Minister Bharrat said now that the PSA has been finalized, the six bidders, who were awarded a total of eight (8) offshore blocks, are currently reviewing the agreement with the intention to signing off.

TotalEnergies Consortium, which includes Qatar Energy and Petronas; Sispro Inc.; International Group Investment Inc. and Montego Energy; Liberty Petroleum Corporation and Cybele Energy; ExxonMobil, Hess and CNOOC; and Delcorp Inc, Watad Energy and Arabian Drillers are the six companies that were successful in their bids.

“Today I am happy to say that every single one of those six companies – it is six companies, eight blocks because two companies bid for two [blocks] – every one of those six companies have submitted their applications to us, we have given them the PSA, they are currently reviewing that with the intent to sign and all of them have indicated that they are ready to pay their signing bonus, and you know for the shallow waters it is US$10M and for the deep water it is US$20M,” the Natural Resources Minister said. 

The Minister clarified that the Government is not prepared to sign any agreement in the absence of a signing bonus.
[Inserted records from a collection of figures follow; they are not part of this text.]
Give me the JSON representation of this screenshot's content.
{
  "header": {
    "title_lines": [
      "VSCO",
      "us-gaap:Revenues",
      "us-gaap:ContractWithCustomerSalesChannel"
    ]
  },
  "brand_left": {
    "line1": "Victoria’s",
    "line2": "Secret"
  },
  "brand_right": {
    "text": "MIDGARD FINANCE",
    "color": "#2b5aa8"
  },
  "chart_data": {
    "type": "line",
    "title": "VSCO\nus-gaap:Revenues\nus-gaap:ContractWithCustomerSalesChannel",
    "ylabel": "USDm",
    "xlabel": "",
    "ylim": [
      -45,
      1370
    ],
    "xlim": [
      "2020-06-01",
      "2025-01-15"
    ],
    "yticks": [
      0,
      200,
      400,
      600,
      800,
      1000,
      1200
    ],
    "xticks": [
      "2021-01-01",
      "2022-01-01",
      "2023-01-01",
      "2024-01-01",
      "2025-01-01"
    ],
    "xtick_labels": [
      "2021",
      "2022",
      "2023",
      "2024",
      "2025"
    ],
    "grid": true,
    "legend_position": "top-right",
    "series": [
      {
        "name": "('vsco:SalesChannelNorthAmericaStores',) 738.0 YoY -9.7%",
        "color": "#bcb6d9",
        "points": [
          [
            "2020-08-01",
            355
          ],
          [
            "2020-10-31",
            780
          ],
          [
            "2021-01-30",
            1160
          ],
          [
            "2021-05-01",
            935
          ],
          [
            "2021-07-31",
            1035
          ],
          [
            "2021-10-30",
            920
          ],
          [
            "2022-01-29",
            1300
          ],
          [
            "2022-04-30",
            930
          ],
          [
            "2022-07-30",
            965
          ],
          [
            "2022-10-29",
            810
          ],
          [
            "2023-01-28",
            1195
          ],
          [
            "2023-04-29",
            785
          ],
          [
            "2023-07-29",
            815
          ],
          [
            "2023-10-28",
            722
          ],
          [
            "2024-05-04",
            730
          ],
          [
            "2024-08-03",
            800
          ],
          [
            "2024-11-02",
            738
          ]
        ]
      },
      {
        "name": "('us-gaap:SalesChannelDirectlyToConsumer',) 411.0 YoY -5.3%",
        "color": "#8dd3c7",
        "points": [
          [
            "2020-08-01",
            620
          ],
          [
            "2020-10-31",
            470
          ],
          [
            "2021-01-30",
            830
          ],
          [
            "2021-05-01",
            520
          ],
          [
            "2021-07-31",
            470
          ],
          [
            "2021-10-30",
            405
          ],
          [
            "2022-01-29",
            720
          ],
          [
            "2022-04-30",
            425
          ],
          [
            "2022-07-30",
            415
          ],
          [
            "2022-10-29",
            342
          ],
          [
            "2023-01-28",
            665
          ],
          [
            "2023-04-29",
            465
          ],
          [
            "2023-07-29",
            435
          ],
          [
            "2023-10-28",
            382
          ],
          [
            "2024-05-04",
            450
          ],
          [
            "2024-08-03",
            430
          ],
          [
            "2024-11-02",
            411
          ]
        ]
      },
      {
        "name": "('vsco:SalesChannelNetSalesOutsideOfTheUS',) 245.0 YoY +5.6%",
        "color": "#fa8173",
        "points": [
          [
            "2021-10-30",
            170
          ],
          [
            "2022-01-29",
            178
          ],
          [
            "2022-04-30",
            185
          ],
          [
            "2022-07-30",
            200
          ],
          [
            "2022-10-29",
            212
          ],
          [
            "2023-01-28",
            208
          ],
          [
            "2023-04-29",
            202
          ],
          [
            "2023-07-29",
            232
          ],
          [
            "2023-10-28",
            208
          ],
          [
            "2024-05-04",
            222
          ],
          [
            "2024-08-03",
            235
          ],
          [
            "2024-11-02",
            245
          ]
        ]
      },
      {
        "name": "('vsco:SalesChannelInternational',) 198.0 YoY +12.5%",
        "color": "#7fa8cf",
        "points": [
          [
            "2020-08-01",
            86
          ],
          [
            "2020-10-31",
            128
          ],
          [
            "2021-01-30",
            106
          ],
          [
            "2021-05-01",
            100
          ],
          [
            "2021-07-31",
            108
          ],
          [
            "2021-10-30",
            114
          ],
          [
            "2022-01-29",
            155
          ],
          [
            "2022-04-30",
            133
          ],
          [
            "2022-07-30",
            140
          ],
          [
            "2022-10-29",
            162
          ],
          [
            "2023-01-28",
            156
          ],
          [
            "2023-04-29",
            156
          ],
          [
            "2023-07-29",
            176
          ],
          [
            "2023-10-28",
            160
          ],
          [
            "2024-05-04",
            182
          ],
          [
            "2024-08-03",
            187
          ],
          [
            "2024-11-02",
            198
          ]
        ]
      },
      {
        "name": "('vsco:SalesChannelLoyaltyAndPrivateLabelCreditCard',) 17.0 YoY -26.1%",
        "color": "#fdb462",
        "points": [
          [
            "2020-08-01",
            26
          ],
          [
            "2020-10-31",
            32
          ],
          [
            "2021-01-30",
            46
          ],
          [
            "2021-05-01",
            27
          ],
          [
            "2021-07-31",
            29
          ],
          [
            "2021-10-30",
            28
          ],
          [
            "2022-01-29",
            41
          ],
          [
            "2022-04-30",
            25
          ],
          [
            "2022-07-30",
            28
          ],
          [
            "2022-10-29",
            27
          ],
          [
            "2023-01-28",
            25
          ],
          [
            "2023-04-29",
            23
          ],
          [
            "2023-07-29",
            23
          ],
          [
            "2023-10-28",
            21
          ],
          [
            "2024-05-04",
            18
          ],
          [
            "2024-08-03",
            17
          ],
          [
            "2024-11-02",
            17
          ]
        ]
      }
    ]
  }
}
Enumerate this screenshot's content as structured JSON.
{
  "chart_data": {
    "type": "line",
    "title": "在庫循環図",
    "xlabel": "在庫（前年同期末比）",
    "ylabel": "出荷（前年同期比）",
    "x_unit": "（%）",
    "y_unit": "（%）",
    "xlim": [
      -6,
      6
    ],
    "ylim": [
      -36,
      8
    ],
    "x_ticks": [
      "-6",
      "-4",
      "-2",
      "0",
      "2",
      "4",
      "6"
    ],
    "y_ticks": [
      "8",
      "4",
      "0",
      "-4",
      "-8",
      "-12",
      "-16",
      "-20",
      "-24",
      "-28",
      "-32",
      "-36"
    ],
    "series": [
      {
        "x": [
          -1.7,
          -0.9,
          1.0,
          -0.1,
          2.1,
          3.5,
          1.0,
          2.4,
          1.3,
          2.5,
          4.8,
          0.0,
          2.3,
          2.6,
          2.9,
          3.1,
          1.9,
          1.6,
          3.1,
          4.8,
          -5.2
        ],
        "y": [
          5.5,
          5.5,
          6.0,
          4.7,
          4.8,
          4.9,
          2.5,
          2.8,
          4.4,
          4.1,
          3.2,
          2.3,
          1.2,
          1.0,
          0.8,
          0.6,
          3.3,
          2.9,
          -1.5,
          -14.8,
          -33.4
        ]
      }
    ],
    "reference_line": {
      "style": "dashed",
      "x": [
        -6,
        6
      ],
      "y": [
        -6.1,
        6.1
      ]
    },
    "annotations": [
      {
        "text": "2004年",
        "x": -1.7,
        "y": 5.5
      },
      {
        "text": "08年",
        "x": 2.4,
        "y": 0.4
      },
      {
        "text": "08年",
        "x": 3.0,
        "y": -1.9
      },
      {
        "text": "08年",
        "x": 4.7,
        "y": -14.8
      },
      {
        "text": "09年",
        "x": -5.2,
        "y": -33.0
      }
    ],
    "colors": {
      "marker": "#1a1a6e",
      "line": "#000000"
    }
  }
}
However, he said the companies have assured that they have secured the signing bonus.

Minister Bharrat explained that while the Government was finalizing the agreement, the delay was largely as a result of challenges experienced by the bidders in locking in financiers and partners.

He said those challenges stalled negotiations.

“I know personally that it has taken longer than it should have but it is not totally the fault of the technical team at the ministry or anyone else. It is mainly because we had to work with the bidders, some of them, especially the locals were looking for international partners, they were looking for investors, they were looking for operators. So, we had to work with them. A few were ready but we can’t do a separate PSA for every different company,” the Natural Resources Minister explained. 

The Natural Resources Minister also said it was important to have a single PSA that was favorable to both sides.